John Black said:
Are you saying that "use threads" should not or cannot be used on
non-Windows platforms?
Why do you think so?
And am I to infer that fork cannot be used on Windows platforms?
Fork doesn't exist on VMSish platforms because Digital didn't invent
it. Because of this, fork is emulated on Windows, cf
The fork() emulation is implemented at the level of the Perl
interpreter. What this means in general is that running
fork() will actually clone the running interpreter and all its
state, and run the cloned interpreter in a separate thread,
beginning execution in the new thread just after the point
where the fork() was called in the parent.
[perldoc perlfork]
[sensible ordering restored]
Does fork not have this problem? How would it not since Perl is interpreted?
What is COW?
Copy-on-write. That's how fork has been usually implemented since
System V except on sufficiently ancient BSD-based system (prior to
4.4BSD) because it wasn't invented in Berkeley and the guys who
'invented stuff in Berkeley' and thus,got their code into the
BSD-kernel regardless of any technical merits it might have agreed
with the Digital tribe in one important aspect: Nobody uses fork for
multiprocessing (to this date, this is probably true for BSD because
it faithfully preserves UNIX(*) V7 'fork failure semantics', IOW, large
processes can't be forked[*]). Consequently, an even remotely efficient
fork which supports actual concurrent execution isn't needed (a
splendid example of a self-fullfilling prophecy). Back to COW: This
means that, by default, parent and child share all 'physical memory'
after a fork with individual page copies being created as the need
arises. This is beneficial to byte-compiled languages because both
copies can not only share the interpeter code but also all 'read-only
after compilation phase' parts of the interpreter state.
[*] My opinion on the 'system which refuse to work because it is too
afraid of possible future problems' is "I don't want it". YMMV.
I've programmed lots in Perl but never multi-threaded yet. I have
been wanting to make some of my programs multi-threaded but haven't
gotten around to learning that yet. Ideally, I'd like a general
solution that works for both Windows and non-Windows platforms. Is
there a good way to do multi-threading that is platform independent?

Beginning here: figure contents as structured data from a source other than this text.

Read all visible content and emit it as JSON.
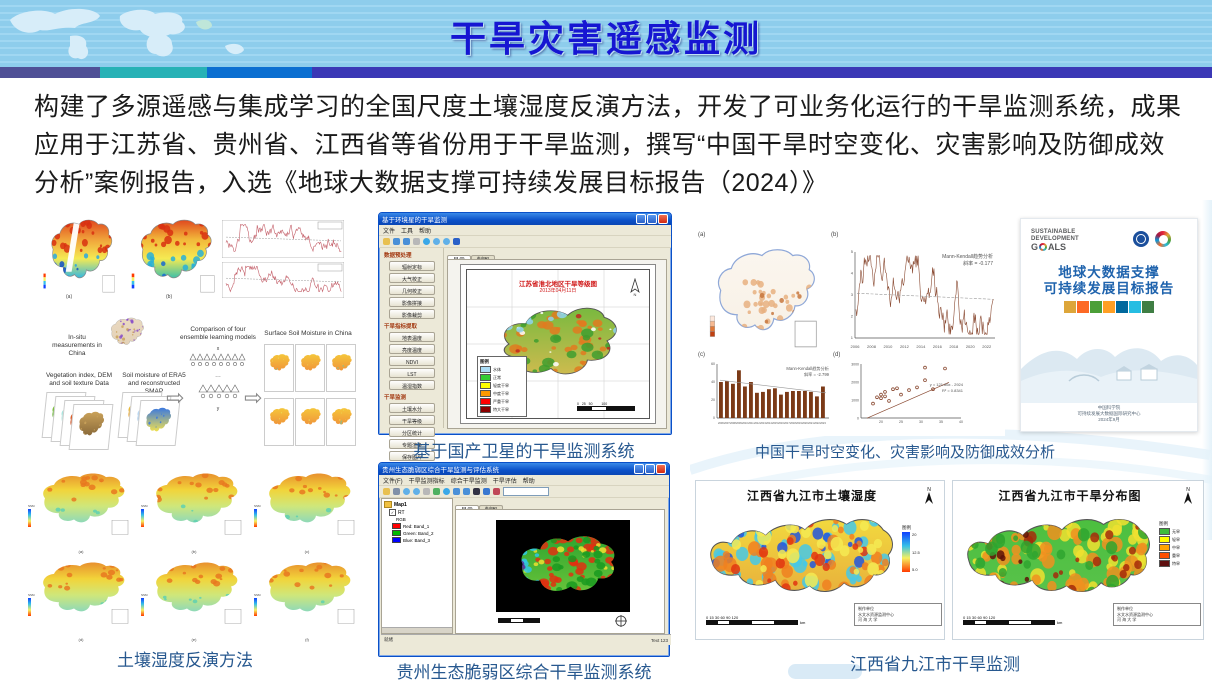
{
  "slide": {
    "title": "干旱灾害遥感监测",
    "intro": "构建了多源遥感与集成学习的全国尺度土壤湿度反演方法，开发了可业务化运行的干旱监测系统，成果应用于江苏省、贵州省、江西省等省份用于干旱监测，撰写“中国干旱时空变化、灾害影响及防御成效分析”案例报告，入选《地球大数据支撑可持续发展目标报告（2024）》"
  },
  "left": {
    "fig_maps": {
      "labels": [
        "(a)",
        "(b)"
      ]
    },
    "workflow": {
      "input1": "In-situ measurements in China",
      "input2": "Vegetation index, DEM and soil texture Data",
      "input3": "Soil moisture of ERA5 and reconstructed SMAP",
      "center_title": "Comparison of four ensemble learning models",
      "center_x": "x",
      "center_dots": "…",
      "center_y": "y",
      "output_title": "Surface Soil Moisture in China"
    },
    "ssm_grid": {
      "colorbar_label": "SSM",
      "labels": [
        "(a)",
        "(b)",
        "(c)",
        "(d)",
        "(e)",
        "(f)"
      ]
    },
    "caption": "土壤湿度反演方法"
  },
  "app1": {
    "window_title": "基于环境星的干旱监测",
    "window_buttons": [
      "minimize",
      "maximize",
      "close"
    ],
    "menus": [
      "文件",
      "工具",
      "帮助"
    ],
    "toolbar_icons": [
      "open-icon",
      "back-icon",
      "forward-icon",
      "pan-icon",
      "globe-icon",
      "zoom-in-icon",
      "zoom-out-icon",
      "help-icon"
    ],
    "tabs": [
      "显示",
      "制图"
    ],
    "sidebar": [
      {
        "title": "数据预处理",
        "buttons": [
          "辐射定标",
          "大气校正",
          "几何校正",
          "影像拼接",
          "影像裁剪"
        ]
      },
      {
        "title": "干旱指标提取",
        "buttons": [
          "地表温度",
          "亮度温度",
          "NDVI",
          "LST",
          "温湿指数"
        ]
      },
      {
        "title": "干旱监测",
        "buttons": [
          "土壤水分",
          "干旱等级",
          "分区统计",
          "专题渲染",
          "保存图片"
        ]
      }
    ],
    "map_title": "江苏省淮北地区干旱等级图",
    "map_date": "2013年04月11日",
    "legend_title": "图例",
    "legend": [
      {
        "label": "水体",
        "color": "#aadcf5"
      },
      {
        "label": "正常",
        "color": "#33cc33"
      },
      {
        "label": "轻度干旱",
        "color": "#ffff00"
      },
      {
        "label": "中度干旱",
        "color": "#ff9900"
      },
      {
        "label": "严重干旱",
        "color": "#ff0000"
      },
      {
        "label": "特大干旱",
        "color": "#8b0000"
      }
    ],
    "north_label": "N",
    "caption": "基于国产卫星的干旱监测系统"
  },
  "app2": {
    "window_title": "贵州生态脆弱区综合干旱监测与评估系统",
    "window_buttons": [
      "minimize",
      "maximize",
      "close"
    ],
    "menus": [
      "文件(F)",
      "干旱监测指标",
      "综合干旱监测",
      "干旱评估",
      "帮助"
    ],
    "toolbar_icons": [
      "open-icon",
      "save-icon",
      "zoom-in-icon",
      "zoom-out-icon",
      "pan-icon",
      "full-extent-icon",
      "globe-icon",
      "back-icon",
      "forward-icon",
      "select-icon",
      "identify-icon",
      "measure-icon"
    ],
    "tabs": [
      "显示",
      "制图"
    ],
    "layers_root": "Map1",
    "layer_name": "RT",
    "layer_mode": "RGB",
    "bands": [
      {
        "label": "Red:",
        "band": "Band_1",
        "color": "#ff0000"
      },
      {
        "label": "Green:",
        "band": "Band_2",
        "color": "#00bb00"
      },
      {
        "label": "Blue:",
        "band": "Band_3",
        "color": "#0000ff"
      }
    ],
    "status_left": "就绪",
    "status_right": "Text 123",
    "caption": "贵州生态脆弱区综合干旱监测系统"
  },
  "analysis": {
    "caption": "中国干旱时空变化、灾害影响及防御成效分析",
    "labels": [
      "(a)",
      "(b)",
      "(c)",
      "(d)"
    ]
  },
  "report": {
    "sdg_line1": "SUSTAINABLE",
    "sdg_line2": "DEVELOPMENT",
    "goals_g": "G",
    "goals_als": "ALS",
    "title1": "地球大数据支撑",
    "title2": "可持续发展目标报告",
    "sdg_palette": [
      "#dda63a",
      "#fd6925",
      "#4c9f38",
      "#ff9f24",
      "#00689d",
      "#26bde2",
      "#3f7e44"
    ],
    "footer": [
      "中国科学院",
      "可持续发展大数据国际研究中心",
      "2024年9月"
    ]
  },
  "jiujiang": {
    "caption": "江西省九江市干旱监测",
    "north_label": "N",
    "map1": {
      "title": "江西省九江市土壤湿度",
      "legend_title": "图例",
      "ticks": [
        "20",
        "12.5",
        "5.0"
      ]
    },
    "map2": {
      "title": "江西省九江市干旱分布图",
      "legend_title": "图例",
      "classes": [
        {
          "label": "无旱",
          "color": "#3dbb3d"
        },
        {
          "label": "轻旱",
          "color": "#ffff00"
        },
        {
          "label": "中旱",
          "color": "#ffa500"
        },
        {
          "label": "重旱",
          "color": "#ff4f00"
        },
        {
          "label": "特旱",
          "color": "#5e0f0f"
        }
      ]
    },
    "scale_ticks": "0  15 30    60    90   120",
    "scale_unit": "km",
    "attribution": [
      "制作单位",
      "水文水资源监测中心",
      "河  海  大  学"
    ]
  },
  "chart_data": [
    {
      "type": "line",
      "panel": "b",
      "x_start": 2006,
      "x_end": 2023,
      "annotation": [
        "Mann-Kendall趋势分析",
        "斜率 = -0.177"
      ],
      "color": "#8a4a32",
      "note": "dense noisy monthly series, values illegible in source"
    },
    {
      "type": "bar",
      "panel": "c",
      "categories": [
        2006,
        2007,
        2008,
        2009,
        2010,
        2011,
        2012,
        2013,
        2014,
        2015,
        2016,
        2017,
        2018,
        2019,
        2020,
        2021,
        2022,
        2023
      ],
      "values": [
        40,
        41,
        38,
        53,
        35,
        40,
        28,
        29,
        32,
        33,
        26,
        29,
        30,
        30,
        30,
        29,
        24,
        35
      ],
      "ylim": [
        0,
        60
      ],
      "annotation": [
        "Mann-Kendall趋势分析",
        "斜率 = -2.799"
      ],
      "color": "#7b3a17"
    },
    {
      "type": "scatter",
      "panel": "d",
      "points": [
        [
          18,
          800
        ],
        [
          19,
          1150
        ],
        [
          20,
          1300
        ],
        [
          20,
          1100
        ],
        [
          21,
          1450
        ],
        [
          21,
          1200
        ],
        [
          22,
          950
        ],
        [
          23,
          1600
        ],
        [
          24,
          1650
        ],
        [
          25,
          1300
        ],
        [
          27,
          1550
        ],
        [
          29,
          1700
        ],
        [
          31,
          2100
        ],
        [
          31,
          2800
        ],
        [
          33,
          1600
        ],
        [
          36,
          2750
        ]
      ],
      "xlim": [
        15,
        40
      ],
      "ylim": [
        0,
        3000
      ],
      "fit_label": [
        "y = 121.86x - 2924",
        "R² = 0.8341"
      ],
      "color": "#8a4a32"
    }
  ]
}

If you don't mind createing code whose runtime behaviour is even more
'UNIX(*) V7 style' than 4.4BSD, the Perl threading support is the way
to go. If 'predominantly targetting UNIX(*)', I think fork is the
better choice, especially as this will auto-degrade to something which
works on Windows. OTOH, it pretty much won't work anywhere else. But
one gets some 'nice' features in return such as "multiple threads of
execution which can't crash each other".